Du moment que la conscience publique se réveillait et commençait
à prendre à partie tous les membres véreux de
la population attakapienne, ils avaient compris que cette émeute
de l’honneur et de la morale contre le crime finirait par gronder
à leurs portes et leur demanderait un compte terrible de leur
passé.
Ils avaient été bien plus effrayés
encore, lorsque Gudbeer, après avoir subi, pour la seconde
fois, le supplice du fouet (Voir l’histoire du Comité
de la Côte-Gelée), tomba un soir, plus qu’il ne
descendit, de cheval sur le seuil d’une des huttes de la Prairie-Marronne.
“Cécilia !”dit-il d’une voix éteinte.
Une jeune femme de couleur accourut et jeta un cri en voyant celui
qui l’avait appelée. C’était l’héroïne
du portrait vu un soir, à la lueur d’une torche de pin,
—scène que nous avons décrite dans le premier chapitre.
“C’est toi ! fit-elle en s’accroupissant.

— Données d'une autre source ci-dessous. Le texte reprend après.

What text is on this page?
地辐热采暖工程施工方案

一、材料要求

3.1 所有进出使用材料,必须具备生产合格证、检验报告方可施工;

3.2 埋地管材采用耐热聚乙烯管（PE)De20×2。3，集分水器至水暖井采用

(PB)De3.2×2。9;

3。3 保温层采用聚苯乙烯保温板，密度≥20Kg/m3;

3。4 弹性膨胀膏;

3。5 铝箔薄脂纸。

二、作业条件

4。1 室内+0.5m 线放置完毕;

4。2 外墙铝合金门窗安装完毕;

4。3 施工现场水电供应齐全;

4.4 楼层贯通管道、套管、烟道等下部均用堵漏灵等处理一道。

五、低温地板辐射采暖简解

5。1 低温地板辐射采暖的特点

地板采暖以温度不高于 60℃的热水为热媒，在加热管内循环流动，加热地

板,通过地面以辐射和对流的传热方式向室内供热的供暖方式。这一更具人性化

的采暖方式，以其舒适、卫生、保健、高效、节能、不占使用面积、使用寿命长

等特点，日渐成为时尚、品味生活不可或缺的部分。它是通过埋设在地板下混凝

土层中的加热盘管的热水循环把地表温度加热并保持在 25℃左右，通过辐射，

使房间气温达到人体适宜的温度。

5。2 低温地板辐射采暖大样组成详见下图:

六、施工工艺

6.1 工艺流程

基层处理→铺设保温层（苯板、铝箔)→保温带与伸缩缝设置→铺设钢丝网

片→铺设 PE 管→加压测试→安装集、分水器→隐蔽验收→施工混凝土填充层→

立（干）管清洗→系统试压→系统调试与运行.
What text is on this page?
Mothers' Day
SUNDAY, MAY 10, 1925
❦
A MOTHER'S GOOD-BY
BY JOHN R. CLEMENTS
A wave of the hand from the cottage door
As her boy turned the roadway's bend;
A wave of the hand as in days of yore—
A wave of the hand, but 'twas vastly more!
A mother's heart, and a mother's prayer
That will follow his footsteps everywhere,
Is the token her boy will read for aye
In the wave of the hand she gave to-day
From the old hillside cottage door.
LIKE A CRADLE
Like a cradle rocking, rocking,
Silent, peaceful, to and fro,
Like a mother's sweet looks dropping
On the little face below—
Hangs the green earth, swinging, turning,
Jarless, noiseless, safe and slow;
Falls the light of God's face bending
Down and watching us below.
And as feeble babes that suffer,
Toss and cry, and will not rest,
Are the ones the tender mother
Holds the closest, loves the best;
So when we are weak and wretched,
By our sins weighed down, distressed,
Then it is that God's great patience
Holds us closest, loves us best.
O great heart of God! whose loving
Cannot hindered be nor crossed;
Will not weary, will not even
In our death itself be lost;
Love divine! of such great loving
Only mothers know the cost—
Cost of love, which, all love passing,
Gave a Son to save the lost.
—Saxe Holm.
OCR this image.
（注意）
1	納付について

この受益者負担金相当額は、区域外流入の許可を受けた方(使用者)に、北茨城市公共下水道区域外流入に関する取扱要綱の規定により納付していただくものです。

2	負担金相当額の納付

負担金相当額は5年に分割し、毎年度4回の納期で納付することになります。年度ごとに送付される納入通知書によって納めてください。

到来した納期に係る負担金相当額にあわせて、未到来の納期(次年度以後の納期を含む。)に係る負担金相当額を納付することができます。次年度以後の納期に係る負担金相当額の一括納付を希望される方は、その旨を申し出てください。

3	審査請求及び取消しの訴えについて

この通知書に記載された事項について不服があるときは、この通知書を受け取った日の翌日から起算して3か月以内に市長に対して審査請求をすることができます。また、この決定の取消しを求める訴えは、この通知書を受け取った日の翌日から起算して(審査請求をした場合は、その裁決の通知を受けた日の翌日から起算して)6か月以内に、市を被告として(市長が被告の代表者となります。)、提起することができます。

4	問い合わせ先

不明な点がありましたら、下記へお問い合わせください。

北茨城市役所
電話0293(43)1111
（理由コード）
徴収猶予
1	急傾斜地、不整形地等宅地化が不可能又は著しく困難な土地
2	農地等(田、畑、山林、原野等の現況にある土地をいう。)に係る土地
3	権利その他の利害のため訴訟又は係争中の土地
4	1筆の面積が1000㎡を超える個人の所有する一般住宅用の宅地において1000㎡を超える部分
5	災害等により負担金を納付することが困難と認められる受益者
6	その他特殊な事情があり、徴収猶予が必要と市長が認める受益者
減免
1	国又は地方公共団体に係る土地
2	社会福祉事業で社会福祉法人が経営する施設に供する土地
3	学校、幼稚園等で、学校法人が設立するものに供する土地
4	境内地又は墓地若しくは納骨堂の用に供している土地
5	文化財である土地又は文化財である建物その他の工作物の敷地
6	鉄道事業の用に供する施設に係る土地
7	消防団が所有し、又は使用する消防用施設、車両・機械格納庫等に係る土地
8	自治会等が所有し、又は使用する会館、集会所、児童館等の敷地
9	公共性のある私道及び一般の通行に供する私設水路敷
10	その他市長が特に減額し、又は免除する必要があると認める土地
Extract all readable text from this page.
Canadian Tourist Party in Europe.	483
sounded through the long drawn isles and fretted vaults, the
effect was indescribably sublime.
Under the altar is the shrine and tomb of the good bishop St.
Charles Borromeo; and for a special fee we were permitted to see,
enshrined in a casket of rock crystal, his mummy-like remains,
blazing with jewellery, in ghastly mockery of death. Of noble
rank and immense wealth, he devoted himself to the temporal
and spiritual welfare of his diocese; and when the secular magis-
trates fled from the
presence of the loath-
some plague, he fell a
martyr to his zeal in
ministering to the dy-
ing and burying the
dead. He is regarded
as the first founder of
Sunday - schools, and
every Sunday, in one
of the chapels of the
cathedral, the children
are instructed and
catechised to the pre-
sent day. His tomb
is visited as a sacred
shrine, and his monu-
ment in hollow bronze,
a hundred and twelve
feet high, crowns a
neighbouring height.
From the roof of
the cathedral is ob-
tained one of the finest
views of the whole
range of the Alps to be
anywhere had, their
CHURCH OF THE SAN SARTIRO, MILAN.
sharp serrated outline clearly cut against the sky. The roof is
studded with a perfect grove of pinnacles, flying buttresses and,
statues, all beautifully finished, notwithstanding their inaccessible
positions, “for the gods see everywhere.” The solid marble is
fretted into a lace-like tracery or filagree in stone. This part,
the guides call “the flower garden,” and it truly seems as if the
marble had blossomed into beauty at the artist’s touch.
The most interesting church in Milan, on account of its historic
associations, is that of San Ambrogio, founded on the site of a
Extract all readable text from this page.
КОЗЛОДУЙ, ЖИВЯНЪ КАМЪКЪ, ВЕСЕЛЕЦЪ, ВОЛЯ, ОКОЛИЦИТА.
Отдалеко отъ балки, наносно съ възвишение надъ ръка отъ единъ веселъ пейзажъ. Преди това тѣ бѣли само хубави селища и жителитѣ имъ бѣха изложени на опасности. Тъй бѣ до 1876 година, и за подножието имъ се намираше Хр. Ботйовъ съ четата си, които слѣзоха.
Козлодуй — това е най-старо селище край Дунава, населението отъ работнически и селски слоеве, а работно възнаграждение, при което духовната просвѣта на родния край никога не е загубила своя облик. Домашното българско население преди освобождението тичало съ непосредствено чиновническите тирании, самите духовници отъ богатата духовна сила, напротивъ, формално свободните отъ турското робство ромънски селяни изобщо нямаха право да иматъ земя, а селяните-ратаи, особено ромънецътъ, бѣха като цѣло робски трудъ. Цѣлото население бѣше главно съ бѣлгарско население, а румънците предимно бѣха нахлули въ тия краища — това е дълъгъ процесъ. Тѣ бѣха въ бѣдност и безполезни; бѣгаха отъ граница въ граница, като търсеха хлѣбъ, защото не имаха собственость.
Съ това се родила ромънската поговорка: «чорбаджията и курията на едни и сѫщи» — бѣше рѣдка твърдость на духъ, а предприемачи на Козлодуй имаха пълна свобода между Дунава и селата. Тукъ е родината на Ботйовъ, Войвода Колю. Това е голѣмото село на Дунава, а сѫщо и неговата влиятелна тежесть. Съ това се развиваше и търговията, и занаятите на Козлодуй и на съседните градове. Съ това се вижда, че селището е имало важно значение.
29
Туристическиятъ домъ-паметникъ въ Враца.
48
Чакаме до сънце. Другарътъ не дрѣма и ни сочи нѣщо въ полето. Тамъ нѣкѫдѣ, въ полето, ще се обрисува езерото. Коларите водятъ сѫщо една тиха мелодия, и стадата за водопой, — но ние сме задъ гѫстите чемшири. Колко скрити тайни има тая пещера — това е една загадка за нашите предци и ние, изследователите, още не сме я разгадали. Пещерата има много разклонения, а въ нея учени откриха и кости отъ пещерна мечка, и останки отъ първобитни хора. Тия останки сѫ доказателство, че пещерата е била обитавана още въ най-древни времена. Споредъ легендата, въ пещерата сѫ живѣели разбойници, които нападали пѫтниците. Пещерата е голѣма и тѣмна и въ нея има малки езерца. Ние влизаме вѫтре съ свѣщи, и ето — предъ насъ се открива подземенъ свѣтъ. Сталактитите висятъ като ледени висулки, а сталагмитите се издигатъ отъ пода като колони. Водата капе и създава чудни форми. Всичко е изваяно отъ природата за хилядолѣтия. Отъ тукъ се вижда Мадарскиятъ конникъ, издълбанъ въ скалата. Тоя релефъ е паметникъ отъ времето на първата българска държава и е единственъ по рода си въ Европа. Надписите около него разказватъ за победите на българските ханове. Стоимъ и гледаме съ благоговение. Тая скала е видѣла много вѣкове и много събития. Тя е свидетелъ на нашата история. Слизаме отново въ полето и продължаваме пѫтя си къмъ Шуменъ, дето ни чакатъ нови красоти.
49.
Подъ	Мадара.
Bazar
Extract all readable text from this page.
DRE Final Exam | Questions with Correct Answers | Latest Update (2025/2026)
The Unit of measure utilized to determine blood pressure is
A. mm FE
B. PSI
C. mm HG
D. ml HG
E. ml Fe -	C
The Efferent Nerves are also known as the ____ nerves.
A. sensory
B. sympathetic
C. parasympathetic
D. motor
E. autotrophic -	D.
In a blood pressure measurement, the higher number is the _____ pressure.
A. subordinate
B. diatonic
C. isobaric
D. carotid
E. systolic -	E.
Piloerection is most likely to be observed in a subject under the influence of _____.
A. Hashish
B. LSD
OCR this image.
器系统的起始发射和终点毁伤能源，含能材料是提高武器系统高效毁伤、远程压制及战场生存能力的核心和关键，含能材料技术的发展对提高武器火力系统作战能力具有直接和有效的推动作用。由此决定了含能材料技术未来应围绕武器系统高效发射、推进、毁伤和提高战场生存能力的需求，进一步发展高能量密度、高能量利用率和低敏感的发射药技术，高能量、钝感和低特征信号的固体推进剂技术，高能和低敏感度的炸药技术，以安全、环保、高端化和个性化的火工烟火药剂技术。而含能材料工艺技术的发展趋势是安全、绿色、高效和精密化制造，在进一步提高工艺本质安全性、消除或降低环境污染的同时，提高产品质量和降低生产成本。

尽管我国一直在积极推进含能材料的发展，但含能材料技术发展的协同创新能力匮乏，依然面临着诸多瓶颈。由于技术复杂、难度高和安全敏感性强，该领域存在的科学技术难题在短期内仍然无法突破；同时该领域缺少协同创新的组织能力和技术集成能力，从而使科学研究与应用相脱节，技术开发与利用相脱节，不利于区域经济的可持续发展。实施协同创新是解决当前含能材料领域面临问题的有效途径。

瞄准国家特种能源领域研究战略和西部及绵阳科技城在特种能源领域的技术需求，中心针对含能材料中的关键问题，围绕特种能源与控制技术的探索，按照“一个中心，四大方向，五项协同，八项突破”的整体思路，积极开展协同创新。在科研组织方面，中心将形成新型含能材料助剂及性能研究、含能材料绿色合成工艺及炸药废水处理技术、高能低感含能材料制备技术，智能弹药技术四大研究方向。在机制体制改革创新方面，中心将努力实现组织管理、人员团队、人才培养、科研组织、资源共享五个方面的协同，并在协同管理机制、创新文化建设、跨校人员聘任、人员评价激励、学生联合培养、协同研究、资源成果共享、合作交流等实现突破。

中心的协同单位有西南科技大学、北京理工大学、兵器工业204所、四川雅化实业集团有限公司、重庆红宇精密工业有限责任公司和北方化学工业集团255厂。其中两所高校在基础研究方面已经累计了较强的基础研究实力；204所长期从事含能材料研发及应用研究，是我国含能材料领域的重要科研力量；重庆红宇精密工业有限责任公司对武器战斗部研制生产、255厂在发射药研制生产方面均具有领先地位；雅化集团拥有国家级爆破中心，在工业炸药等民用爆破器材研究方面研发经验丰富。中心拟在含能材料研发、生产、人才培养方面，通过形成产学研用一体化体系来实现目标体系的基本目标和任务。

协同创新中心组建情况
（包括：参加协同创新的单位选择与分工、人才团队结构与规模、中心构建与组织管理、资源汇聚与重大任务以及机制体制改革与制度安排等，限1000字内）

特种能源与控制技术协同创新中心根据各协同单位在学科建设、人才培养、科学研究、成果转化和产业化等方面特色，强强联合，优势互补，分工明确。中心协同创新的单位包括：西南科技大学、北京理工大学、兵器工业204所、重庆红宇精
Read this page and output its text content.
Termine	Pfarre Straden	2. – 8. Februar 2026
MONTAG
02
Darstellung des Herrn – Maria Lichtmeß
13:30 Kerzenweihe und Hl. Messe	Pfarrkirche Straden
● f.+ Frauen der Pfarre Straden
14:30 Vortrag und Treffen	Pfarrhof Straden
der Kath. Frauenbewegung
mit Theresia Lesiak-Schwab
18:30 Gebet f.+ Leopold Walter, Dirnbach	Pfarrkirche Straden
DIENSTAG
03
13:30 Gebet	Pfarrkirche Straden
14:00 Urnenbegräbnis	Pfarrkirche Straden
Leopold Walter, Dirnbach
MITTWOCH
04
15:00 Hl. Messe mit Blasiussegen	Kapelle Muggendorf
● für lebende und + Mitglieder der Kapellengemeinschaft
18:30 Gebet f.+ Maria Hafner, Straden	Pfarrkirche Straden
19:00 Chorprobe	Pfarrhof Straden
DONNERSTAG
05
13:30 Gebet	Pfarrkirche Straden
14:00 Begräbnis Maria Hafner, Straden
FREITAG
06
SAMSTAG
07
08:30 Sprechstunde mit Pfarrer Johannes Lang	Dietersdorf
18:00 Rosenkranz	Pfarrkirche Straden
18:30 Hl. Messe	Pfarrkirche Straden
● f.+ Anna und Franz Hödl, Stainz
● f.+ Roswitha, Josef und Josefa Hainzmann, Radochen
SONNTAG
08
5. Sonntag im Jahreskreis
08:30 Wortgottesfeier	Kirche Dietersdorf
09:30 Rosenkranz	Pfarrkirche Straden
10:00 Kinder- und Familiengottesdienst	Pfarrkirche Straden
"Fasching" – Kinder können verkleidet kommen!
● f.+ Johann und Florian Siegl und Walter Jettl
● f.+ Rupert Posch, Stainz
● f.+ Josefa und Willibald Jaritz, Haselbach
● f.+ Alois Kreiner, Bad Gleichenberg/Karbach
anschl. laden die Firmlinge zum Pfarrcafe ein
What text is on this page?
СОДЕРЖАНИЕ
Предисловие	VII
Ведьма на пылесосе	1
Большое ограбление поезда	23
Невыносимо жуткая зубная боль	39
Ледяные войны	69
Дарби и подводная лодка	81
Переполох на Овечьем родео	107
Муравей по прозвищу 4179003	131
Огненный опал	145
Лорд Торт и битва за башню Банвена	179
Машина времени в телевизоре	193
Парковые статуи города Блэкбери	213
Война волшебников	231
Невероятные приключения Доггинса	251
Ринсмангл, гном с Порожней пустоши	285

—Oui, moi qui ai cru que je serais
assez fort pour résister à ceux qui m’avaient
déjà fouetté une première fois... et qui
m’ont infligé hier un second supplice. J’en ai
appelé à la justice ; mais cette fois ils n’ont
pas attendu le juri... ce bon juri... cet excellent juri qui nous
patronnait si bien... et qui m’aurait certainement acquitté.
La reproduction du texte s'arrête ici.